Forum Discussion
Authenticate Azure Repositories in Pipelines
Hi,
I'm trying to use Julia's LocalRegistry with Azure DevOps.
LocalRegistry is basically a Git Repository with references to other Git repositories.
In Azure DevOps I can checkout additional repositories using the following syntax:
resources:
repositories:
- repository: ProjectA
type: git
name: ProjectA/GitA
(...)
- checkout: ProjectA
However, Julia's LocalRegistry just uses the direct git repo URL and uses an internal git manager to pull the repo and find references. So, per design, I don't use the checkout-feature from DevOps but let Julia clone the Git repo internally.
For this step, I can just put a PAT (and here, the SystemAccessToken is not working for me?), put it in the Git-Repo URL and use this for the LocalRegistry.
However, I can't include a PAT into the Git-URL-References on the Registry Repo.

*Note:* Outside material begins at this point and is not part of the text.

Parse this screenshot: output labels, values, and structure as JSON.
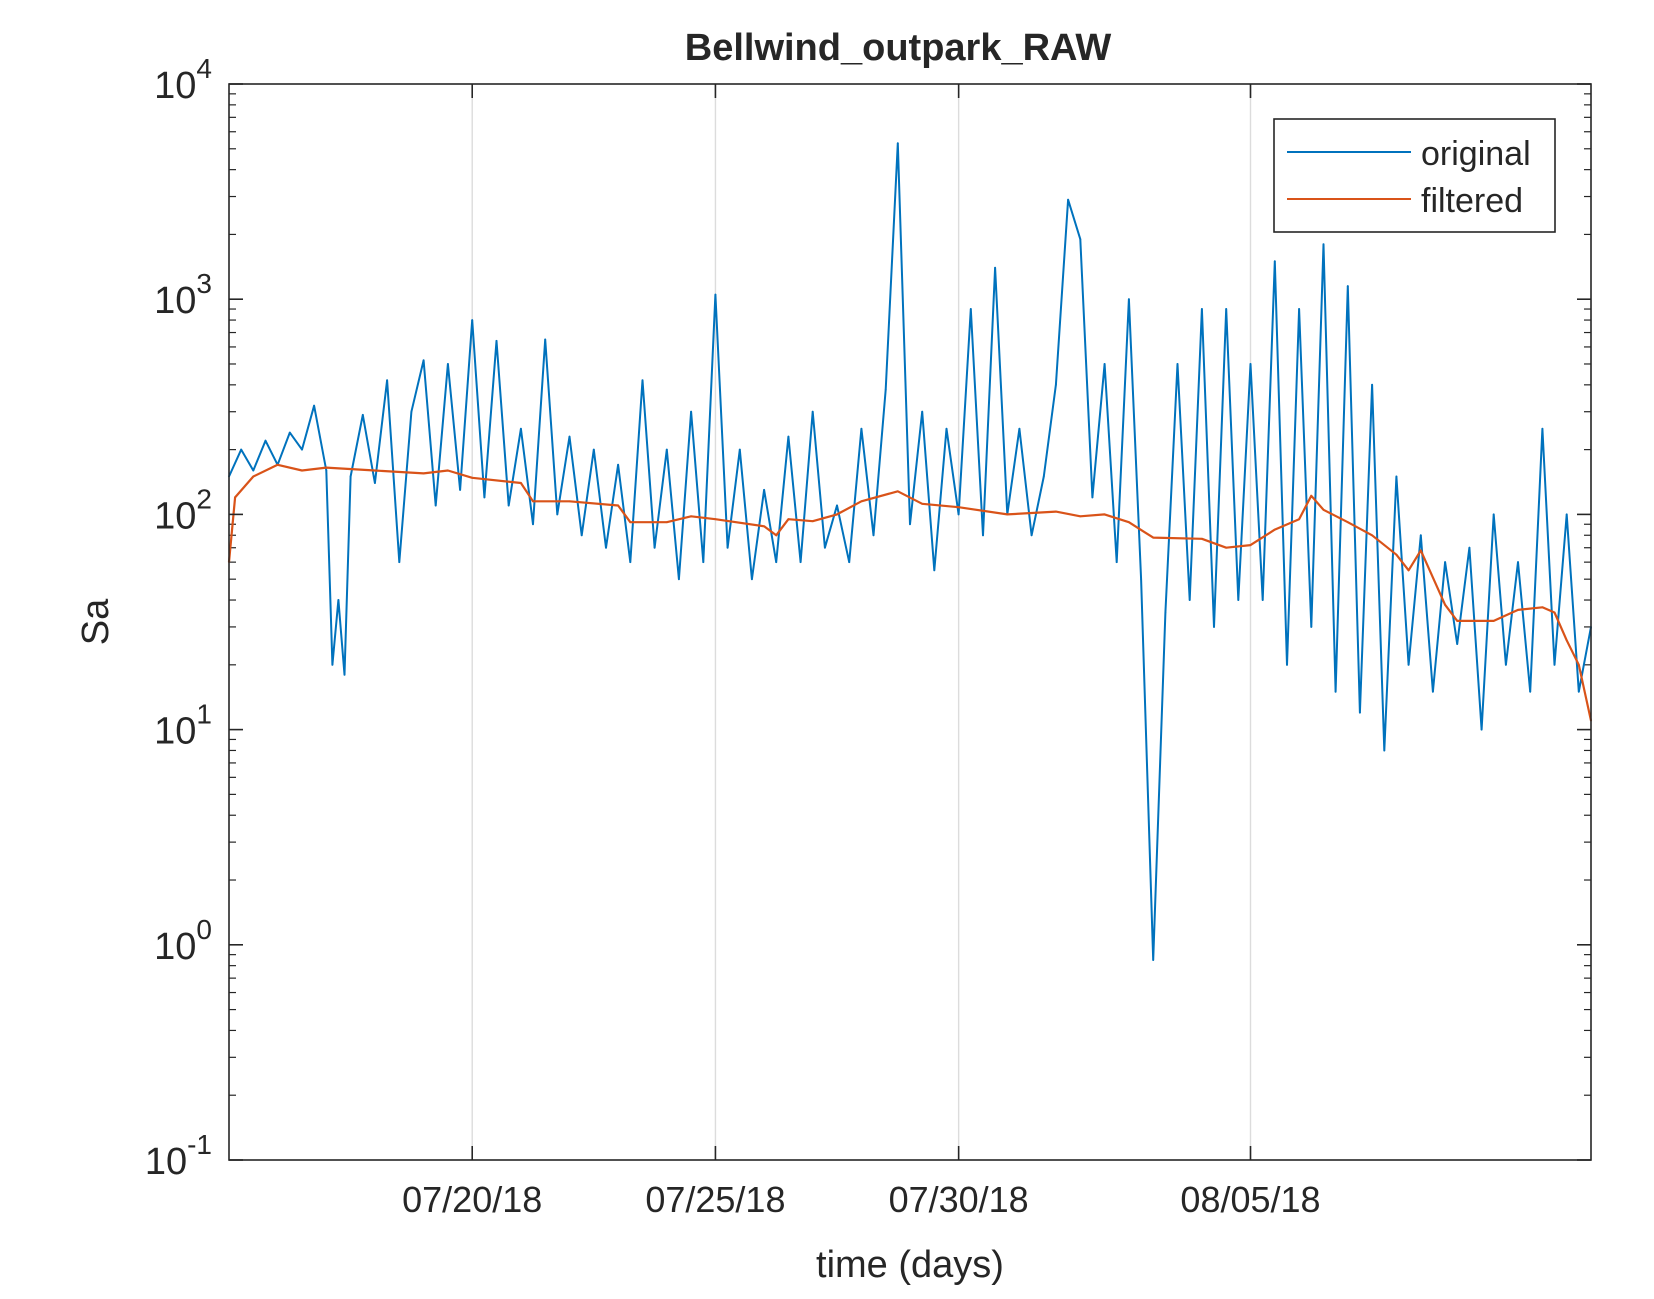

Thus, Julias LocalRegistry can successfully obtain a copy of the current index, but it fails when it comes to actually pull other projects using the Package Manager with the following error message:
error: GitError(Code:EUSER, Class:Callback, Aborting, user cancelled credential request.)
What could I do here? How can I add the required credentials?
2 Replies
You may try:
- Use Git Global Config with PAT
You can configure Git globally to rewrite Azure DevOps URLs to include your PAT automatically:
git config --global url."https://<PAT>@dev.azure.com/".insteadOf "https://dev.azure.com/"
This forces Git to use your PAT whenever Julia tries to clone a repo from Azure DevOps.
- Use Git Credential Manager
Install and configure Git Credential Manager to securely store and inject credentials.
- Switch to Microsoft Entra OAuth Tokens
If you want a more secure and modern approach, you can use Microsoft Entra tokens (formerly Azure AD) with Git:
az login az account get-access-token --resource 499b84ac-1321-427f-aa17-267ca6975798 --query "accessToken" --output tsv
Then inject the token into Git using:
git -c http.extraheader="AUTHORIZATION: bearer <accessToken>" clone https://dev.azure.com/yourOrg/yourProject/_git/yourRepo
This method is more secure than embedding PATs in URLs.
- Use a Dedicated Service Account
Create a service account in Azure AD specifically for DevOps automation. Generate a PAT under that account and use it in your Git config. This avoids tying automation to a personal account that might expire or be deleted.
- AhoeckCopper Contributor
Thank you for this perfect answer.
Actually, the Git GCM works perfectly fine with julia.